Path: utzoo!attcan!uunet!seismo!sundc!pitstop!sun!decwrl!ucbvax!techunix.BITNET!dario
From: dario@techunix.BITNET (Dario Ringach)
Newsgroups: comp.ai
Subject: Valiant's Learning Model
Keywords: Computational Learning Theory
Message-ID: <6083@techunix.BITNET>
Date: 6 Nov 88 06:55:45 GMT
Sender: daemon@ucbvax.BERKELEY.EDU
Organization: Technion - Israel Inst. Tech., Haifa Israel
Lines: 13

Is it fair to assume a constant probabilistic distribution Px on space
X during the learning process?  I mean a *good* teacher would draw
points of X so as to minimize the error between the current hypothesis
and the concept to be learnt , so that the distribution Px could
change after presenting each sample (i.e.
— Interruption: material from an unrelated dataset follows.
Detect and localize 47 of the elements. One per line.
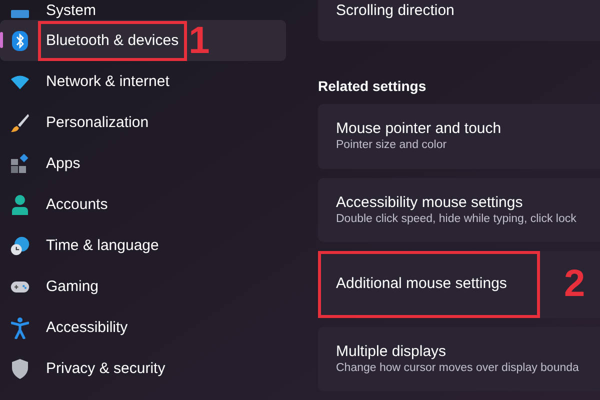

Px(n) is now a stochastic
process).  Are these two models equivalent in the sense that they can
learn the same classes of concepts?

Has anyone attempted to approach learning as a discrete time Markov
process on the hypothesis space H?  For instance at any time k let
h1=h(k) be the current hypothesis obviously there is defined for any
h2 in H a transition probability P(h(h+1)=h2|h(k)=h1) that depends
on the probability distribution Px and the learning algorithm A.